Bahuana



Foto: Luiz Prado/AE

"Eu falo e eles não compreendem a minha gíria. Meu velho, que morreu no ano passado, era o único que me compreendia. Agora só falta chegar a minha vez", diz a última dos bahuana, Claudina de Souza Soares, 85 anos. Nenhum dos seus três filhos se interessou em aprender a "gíria" dos pais e todos se converteram à religião evangélica, casando-se com mulheres brancas e caboclas. Seus netos já estão completamente integrados à sociedade branca e um deles, Virgílio de Souza Soares, é vereador em Barcelos.

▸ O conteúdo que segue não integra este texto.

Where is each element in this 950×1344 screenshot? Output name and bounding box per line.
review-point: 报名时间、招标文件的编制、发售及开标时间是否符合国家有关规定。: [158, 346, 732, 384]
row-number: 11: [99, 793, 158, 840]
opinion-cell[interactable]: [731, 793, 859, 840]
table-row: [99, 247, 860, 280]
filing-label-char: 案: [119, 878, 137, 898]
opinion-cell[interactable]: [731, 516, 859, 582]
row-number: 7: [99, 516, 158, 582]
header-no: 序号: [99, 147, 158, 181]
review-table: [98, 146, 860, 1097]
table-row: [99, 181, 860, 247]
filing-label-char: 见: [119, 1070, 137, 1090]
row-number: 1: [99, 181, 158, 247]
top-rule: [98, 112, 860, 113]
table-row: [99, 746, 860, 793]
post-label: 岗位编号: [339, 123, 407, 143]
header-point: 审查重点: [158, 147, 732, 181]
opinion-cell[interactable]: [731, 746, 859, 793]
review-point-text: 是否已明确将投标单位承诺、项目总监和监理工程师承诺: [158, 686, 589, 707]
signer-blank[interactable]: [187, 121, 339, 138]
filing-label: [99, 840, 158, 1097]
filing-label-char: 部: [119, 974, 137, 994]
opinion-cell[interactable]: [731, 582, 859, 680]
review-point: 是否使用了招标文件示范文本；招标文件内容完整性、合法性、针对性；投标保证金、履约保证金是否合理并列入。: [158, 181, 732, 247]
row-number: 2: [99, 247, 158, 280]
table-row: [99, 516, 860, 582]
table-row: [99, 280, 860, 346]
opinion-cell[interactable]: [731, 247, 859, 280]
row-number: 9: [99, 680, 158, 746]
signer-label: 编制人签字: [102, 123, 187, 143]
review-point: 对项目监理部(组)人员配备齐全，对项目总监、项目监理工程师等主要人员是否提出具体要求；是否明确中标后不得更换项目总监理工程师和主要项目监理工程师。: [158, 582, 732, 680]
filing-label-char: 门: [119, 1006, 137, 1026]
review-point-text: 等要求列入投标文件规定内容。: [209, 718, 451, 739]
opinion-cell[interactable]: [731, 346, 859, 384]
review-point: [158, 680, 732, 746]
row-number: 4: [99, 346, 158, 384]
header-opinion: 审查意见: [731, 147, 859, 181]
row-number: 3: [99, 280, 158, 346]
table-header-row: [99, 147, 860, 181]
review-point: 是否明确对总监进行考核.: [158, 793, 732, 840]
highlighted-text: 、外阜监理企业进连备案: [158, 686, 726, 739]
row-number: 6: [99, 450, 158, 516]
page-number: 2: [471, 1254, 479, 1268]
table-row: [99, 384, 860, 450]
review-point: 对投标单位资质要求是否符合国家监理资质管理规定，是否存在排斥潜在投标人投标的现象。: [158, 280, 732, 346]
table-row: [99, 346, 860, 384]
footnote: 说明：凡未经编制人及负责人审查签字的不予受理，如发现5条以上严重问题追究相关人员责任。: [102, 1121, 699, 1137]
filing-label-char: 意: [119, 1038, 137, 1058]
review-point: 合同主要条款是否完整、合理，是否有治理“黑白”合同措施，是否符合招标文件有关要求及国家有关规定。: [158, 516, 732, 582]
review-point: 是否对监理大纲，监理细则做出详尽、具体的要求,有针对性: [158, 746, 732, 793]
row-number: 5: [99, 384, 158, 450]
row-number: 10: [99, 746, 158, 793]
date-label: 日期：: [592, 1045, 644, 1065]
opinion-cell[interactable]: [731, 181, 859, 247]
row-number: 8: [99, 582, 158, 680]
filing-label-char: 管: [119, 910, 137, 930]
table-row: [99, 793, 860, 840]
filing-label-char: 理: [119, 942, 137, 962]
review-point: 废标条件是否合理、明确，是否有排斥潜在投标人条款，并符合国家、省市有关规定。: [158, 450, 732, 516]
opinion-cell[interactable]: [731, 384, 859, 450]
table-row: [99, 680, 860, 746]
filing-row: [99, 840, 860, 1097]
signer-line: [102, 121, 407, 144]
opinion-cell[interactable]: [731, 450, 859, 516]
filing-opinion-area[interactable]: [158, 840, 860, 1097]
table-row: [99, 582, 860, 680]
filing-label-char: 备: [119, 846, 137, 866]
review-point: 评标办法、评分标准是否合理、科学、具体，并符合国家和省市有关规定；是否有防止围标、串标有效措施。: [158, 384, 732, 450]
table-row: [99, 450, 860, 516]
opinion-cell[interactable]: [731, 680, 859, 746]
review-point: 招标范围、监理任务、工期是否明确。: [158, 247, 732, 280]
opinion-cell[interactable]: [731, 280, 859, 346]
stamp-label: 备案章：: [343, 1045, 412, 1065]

Os bahuana são uma tribo da nação Arauaca (Aruac) à qual pertencem também os terena, de Mato Grosso; os uapixana, de Roraima; os baniwa, do Alto Rio Negro (Amazonas) e os ipurinan, do Rio Purus (Amazonas). Só no rio Negro, os arauacas dividiam-se em seis grupos, bastante numerosos. Quando da Fundação da capitania de São José do Rio Negro, em 1755 (que depois passou a se chamar Barcelos) uma missão carmelita instalou-se no local onde havia uma maloca da tribo mariuá, também da nação arauaca. Muitos indígenas foram capturados para servir de mão-de-obra escrava, devido ao alto preço dos escravos africanos, na região, naquela época. Com o fim da escravidão, essas populações passaram a ser utilizadas na extrção de borracha de seringueira. Segundo Henri Ramirez, da Universidade de Ex-Marseille, da França, entre 1914 e 1933, quando exploradores ainda encontravam arauacas sem contato com o branco, surtos de doenças como o sarampo dizimaram todos os grupos das imediações do rio Demene. Ramirez está na região reunindo dados para uma gramática de línguas indígenas em vias de estinção.

Claudina e o marido, quando crianças, viviam na missão religiosa de Samaúma, dos samaritanos. Com oito anos, ela perdeu toda a família. "Não tinha remédio para curar minha gente e todos morreram", ainda lembra. A "gíria" falada por Claudina é muito diferente das outras da mesma nação, diz o lingüista Ramirez. "Essa língua tem cinco vogais. Não tem o "o" do português, mas tem uma outra vogal quase impronunciável. Os pronomes pessoais são iguais aos possessivos", conta. Ao invés de falar "eu vi meu irmão", o bahuana falava "meu ver meu irmão", exemplifica o lingüista. Ele aponta ainda uma curiosidade: "foa", uma das consoantes bahuana, soa da mesma forma que a consoante japonesa "fu".

Conforme o antropólogo Darcy Ribeiro, em seu livro "Os índios e a civilização", os arauacas possuíam uma das culturas mais elaboradas da floresta tropical. Desenvolviam trabalhos de tecelagem, cerâmica, construção de canoas e agricultura de alto nível. Eles exerceram forte influência sobre outras nações, chegando a "arauquisar" muitas delas.